Les éléments clés de la sécurisation des conteneurs
Vous l’aurez compris avec cet article, le conteneur est né pour des besoins d’infrastructure. Leur aspect léger et flexible en fait un atout parfait pour les besoins applicatifs actuels. Cette démocratisation induit de nouvelles surfaces d’attaques à protéger et impose donc la prise en compte de la sécurité des conteneurs.
Malheureusement, il n’existe pas un outil ou une unique bonne pratique à respecter. En effet, comme l’article l’illustre, c’est un ensemble d’éléments qui permettent de sécuriser ces boites applicatives.

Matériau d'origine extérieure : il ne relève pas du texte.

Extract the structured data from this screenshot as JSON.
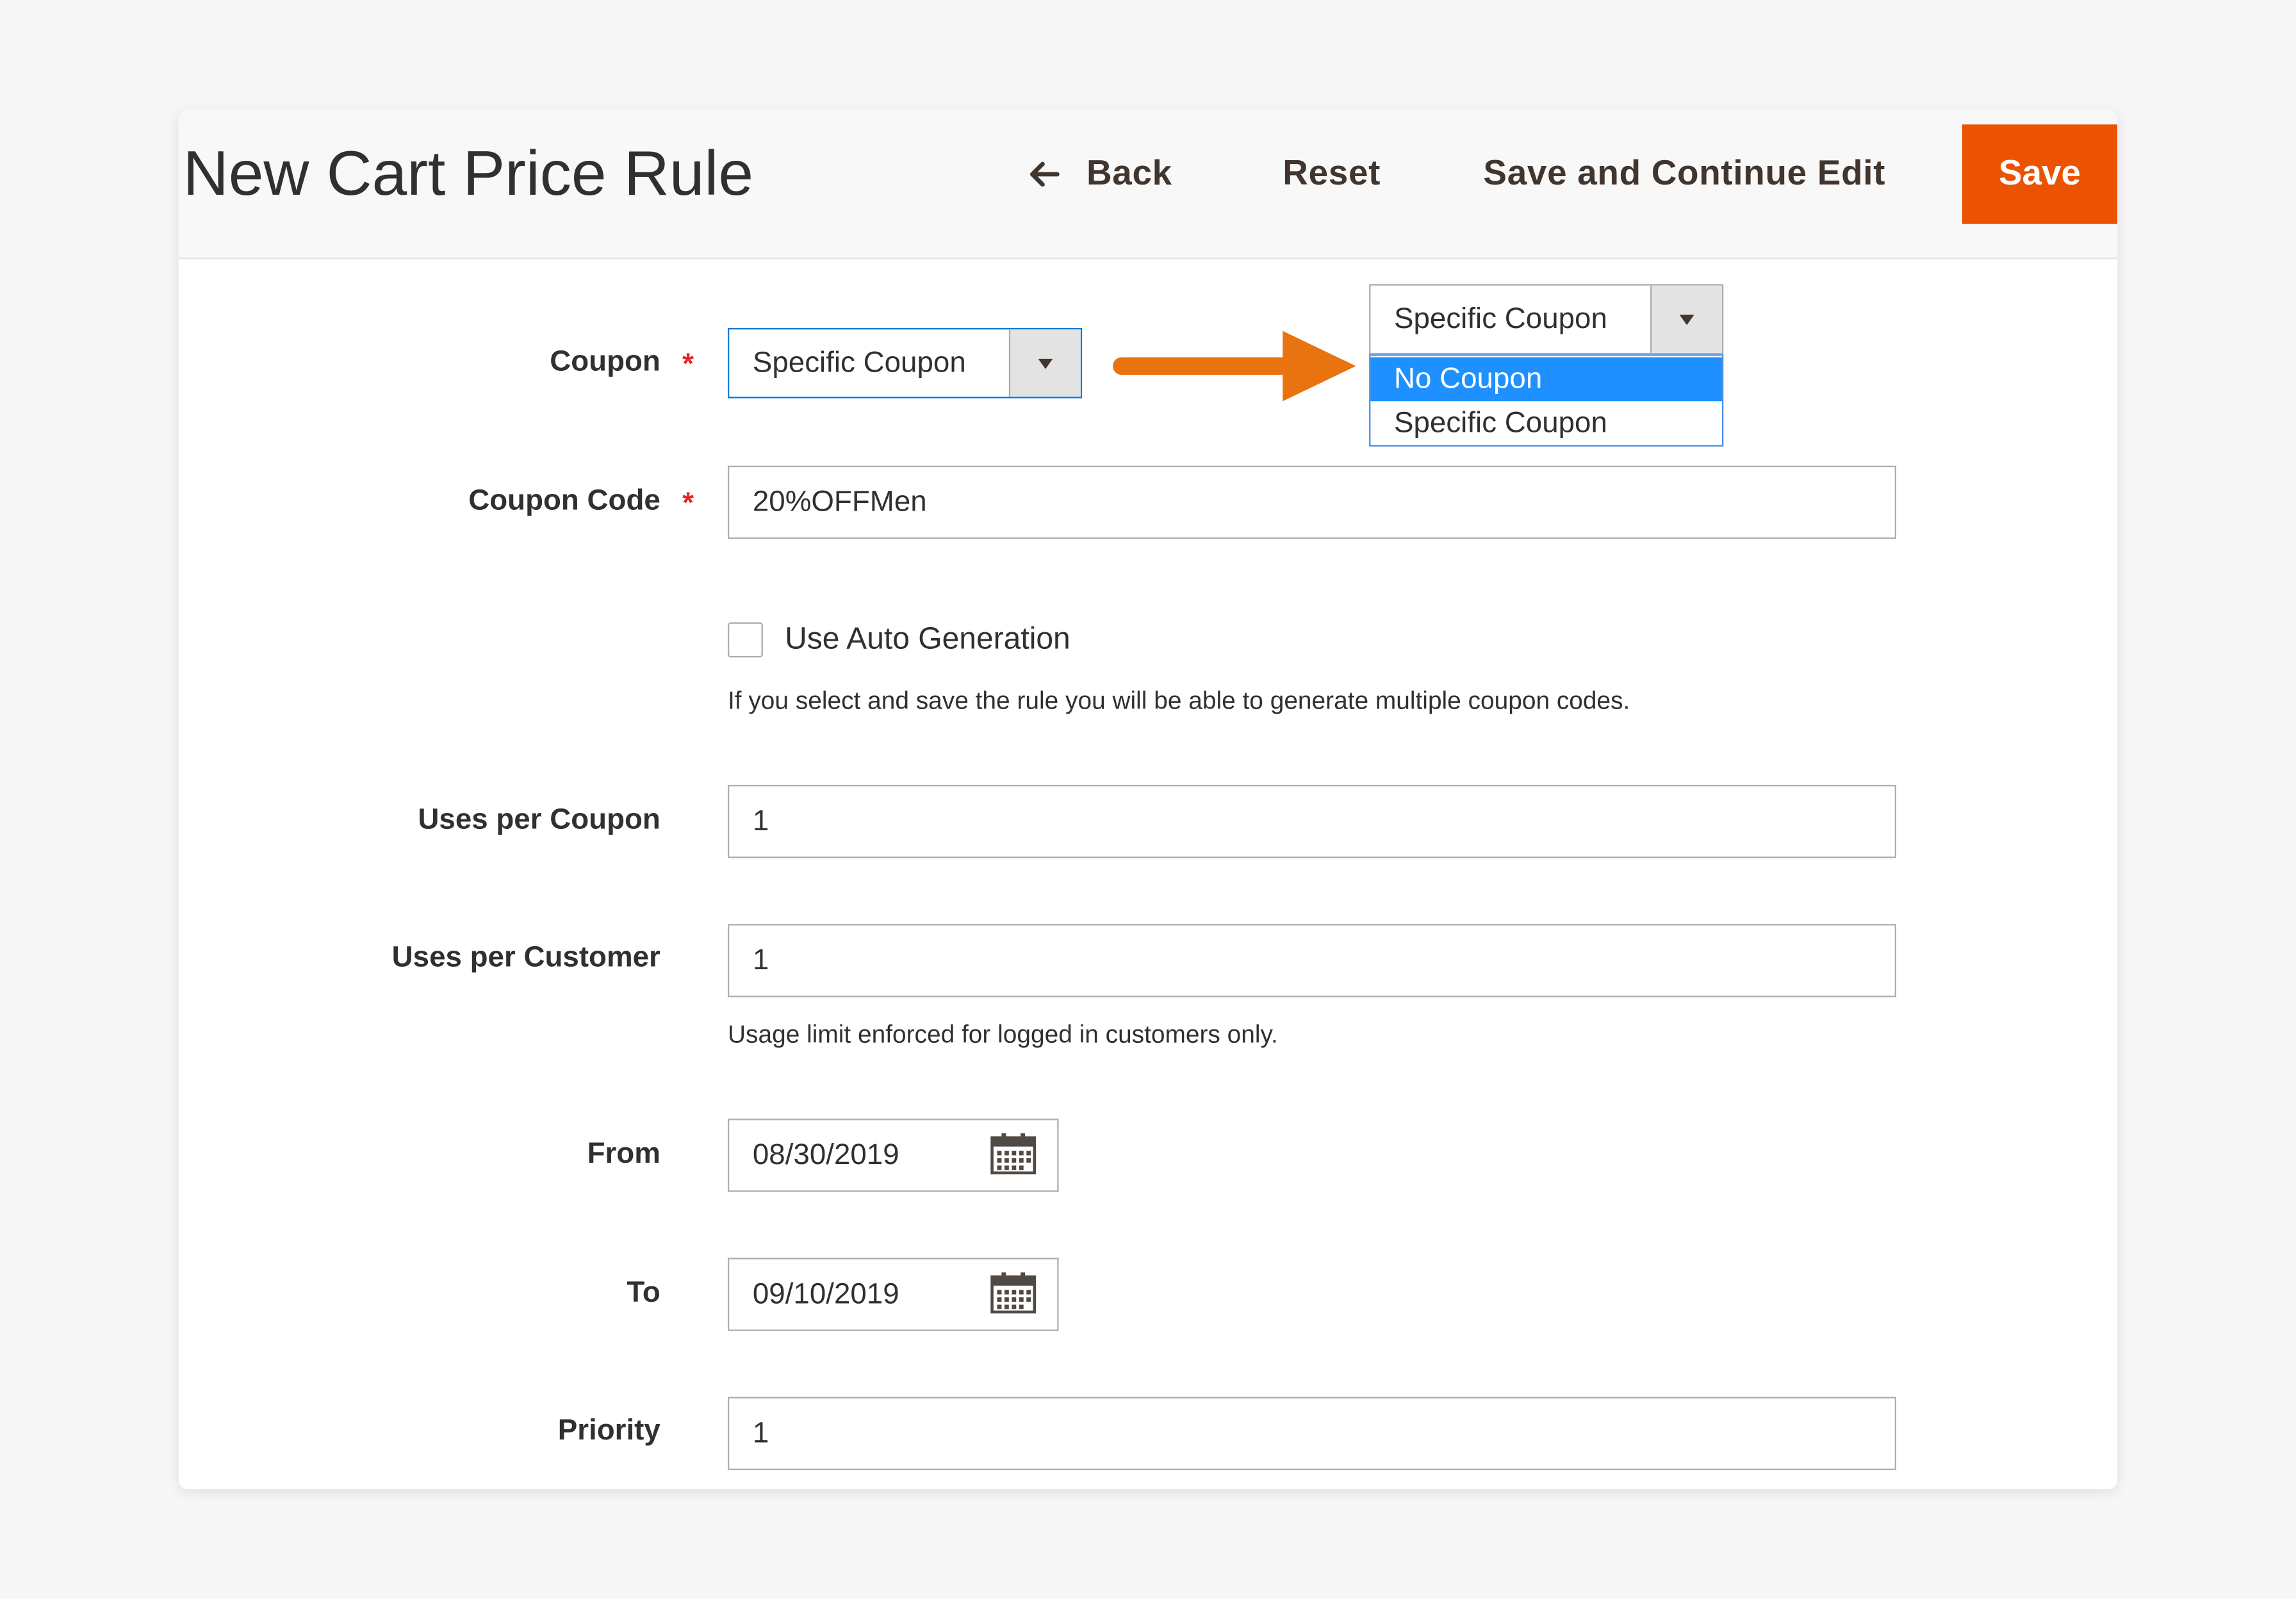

Parmi les bonnes pratiques à respecter, les 5 points suivants sont les éléments clés à retenir :
- Contrôler les images : en utilisant une image de confiance durcie, en sécurisant le code source et en réalisant des scans de vulnérabilités
- Sécuriser l’isolation des conteneurs : en évitant les configurations dangereuses lors du déploiement des conteneurs et via le durcissement des images
- Assurer la segmentation réseau : en s’assurant de restreindre l’exposition externe du cluster, les flux au sein du cluster et en sortie du cluster
- Monitoring et détection : en récupérant des journaux à 3 niveaux différents et en mettant en place des scénarios de détection
- Sécuriser l’accès IAM : en appliquant une gestion fine de l’IAM sur le cluster ou sur le fournisseur Cloud. Cette gestion peut s’accompagner de revue périodique.